Of comet water and stardust


Ice crystals coming off of Comet 103P/Hartley

The idea that the atoms in our body were cooked in the cores of massive stars that ultimately blew their starry guts out has already fascinated me. Now, astronomers have added a related celestial twist: the water making up earth’s ancient oceans, some of which resides inside our present day bodies, probably came from a special group of comets which normally wander lazily around the edge of the solar system:

Earth-like water has been discovered in the small oddball comet Hartley 2, which the Deep Impact/EPOXI spacecraft flew by in November 2010. This comet originated in the disk-shaped Kuiper belt, a region of the solar system beyond the orbit of Neptune, suggesting this is ultimately where much of Earth’s water came from.

What does earth-like water mean?

A depiction of earth's first steamy oceans and nearby moon circa 4 billions years ago

Water is made of hydrogen and oxygen, any high school science student can recite the formula H2O. But hydrogen comes in several basic versions called isotopes. All hydrogen atoms have one proton, that’s what makes it hydrogen. But the one proton comes with different numbers of neutrons. Earth-water has a distinctive ratio of regular light hydrogen to a heavier isotope called deuterium. This same D/H fingerprint was detected in comet 103P/Hartley, the ratio is too exact to be coincidental.
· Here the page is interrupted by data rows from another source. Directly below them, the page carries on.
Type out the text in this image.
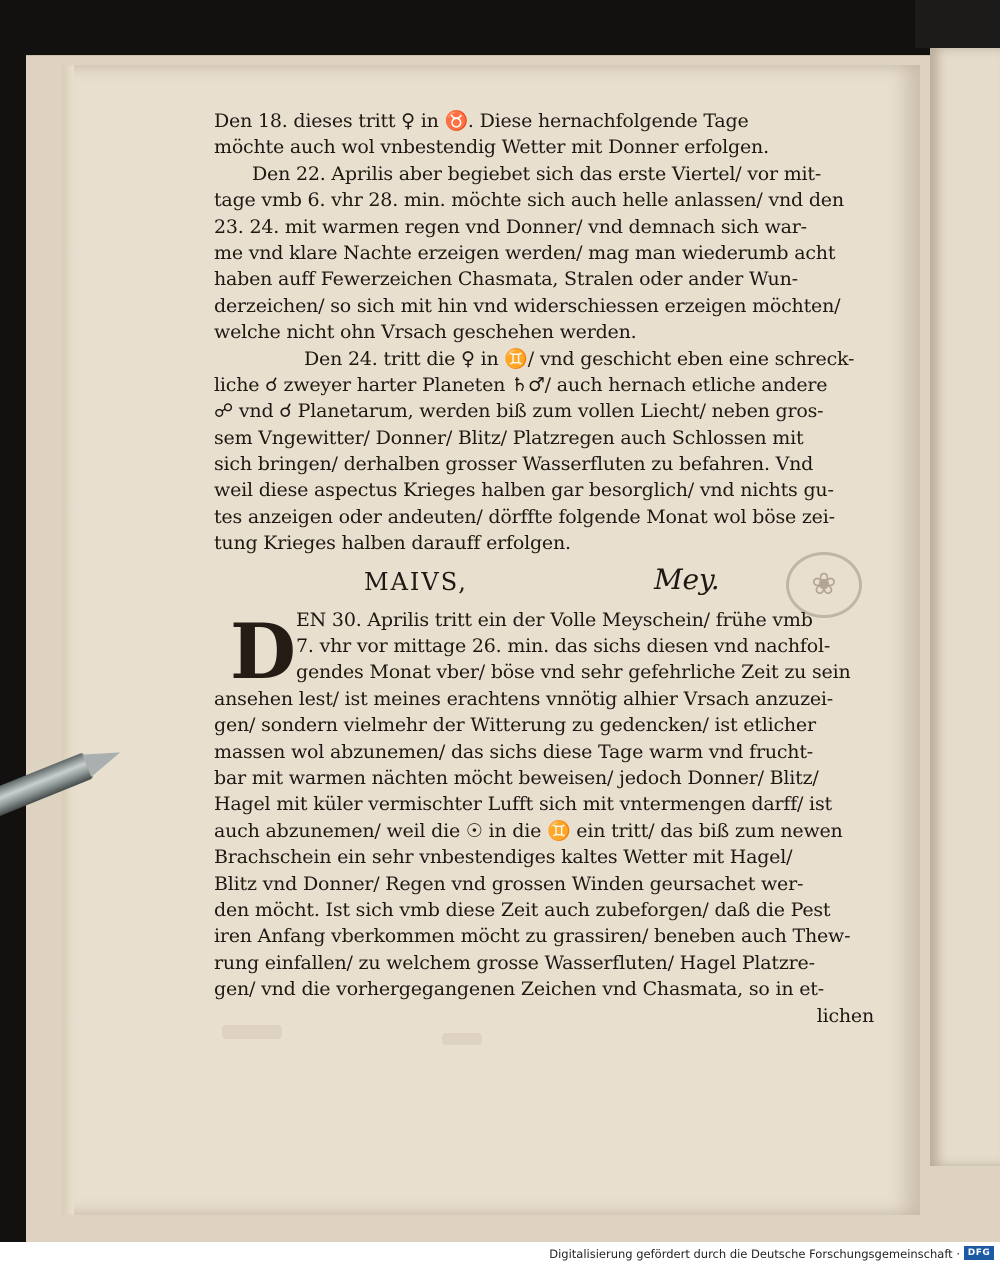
❀
Den 18. dieses tritt ♀ in ♉. Diese hernachfolgende Tage
möchte auch wol vnbestendig Wetter mit Donner erfolgen.
Den 22. Aprilis aber begiebet sich das erste Viertel/ vor mit-
tage vmb 6. vhr 28. min. möchte sich auch helle anlassen/ vnd den
23. 24. mit warmen regen vnd Donner/ vnd demnach sich war-
me vnd klare Nachte erzeigen werden/ mag man wiederumb acht
haben auff Fewerzeichen Chasmata, Stralen oder ander Wun-
derzeichen/ so sich mit hin vnd widerschiessen erzeigen möchten/
welche nicht ohn Vrsach geschehen werden.
Den 24. tritt die ♀ in ♊/ vnd geschicht eben eine schreck-
liche ☌ zweyer harter Planeten ♄♂/ auch hernach etliche andere
☍ vnd ☌ Planetarum, werden biß zum vollen Liecht/ neben gros-
sem Vngewitter/ Donner/ Blitz/ Platzregen auch Schlossen mit
sich bringen/ derhalben grosser Wasserfluten zu befahren. Vnd
weil diese aspectus Krieges halben gar besorglich/ vnd nichts gu-
tes anzeigen oder andeuten/ dörffte folgende Monat wol böse zei-
tung Krieges halben darauff erfolgen.
MAIVS,	Mey.
EN 30. Aprilis tritt ein der Volle Meyschein/ frühe vmb
7. vhr vor mittage 26. min. das sichs diesen vnd nachfol-
gendes Monat vber/ böse vnd sehr gefehrliche Zeit zu sein
ansehen lest/ ist meines erachtens vnnötig alhier Vrsach anzuzei-
gen/ sondern vielmehr der Witterung zu gedencken/ ist etlicher
massen wol abzunemen/ das sichs diese Tage warm vnd frucht-
bar mit warmen nächten möcht beweisen/ jedoch Donner/ Blitz/
Hagel mit küler vermischter Lufft sich mit vntermengen darff/ ist
auch abzunemen/ weil die ☉ in die ♊ ein tritt/ das biß zum newen
Brachschein ein sehr vnbestendiges kaltes Wetter mit Hagel/
Blitz vnd Donner/ Regen vnd grossen Winden geursachet wer-
den möcht. Ist sich vmb diese Zeit auch zubeforgen/ daß die Pest
iren Anfang vberkommen möcht zu grassiren/ beneben auch Thew-
rung einfallen/ zu welchem grosse Wasserfluten/ Hagel Platzre-
gen/ vnd die vorhergegangenen Zeichen vnd Chasmata, so in et-
lichen
D
Digitalisierung gefördert durch die Deutsche Forschungsgemeinschaft · DFG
The inference? Much of earth’s water probably arrived later, after the planet had formed, delivered by comets. That in itself suggests the early solar system was a more dynamic and incredibly violent place than the relatively serene we know and love. Most comets in the Kuiper Belt are thought to have formed closer to the proto sun before being ejected by Jupiter (Or possibly its long-lost companions now residing in the sun, or those objects now known as Neptune and Uranus), but the gas giant would have also sent thousands careening into the inner solar system where a fraction would have ended up hitting earth.

We are a mixture stardust and comet water, and that’s pretty cool.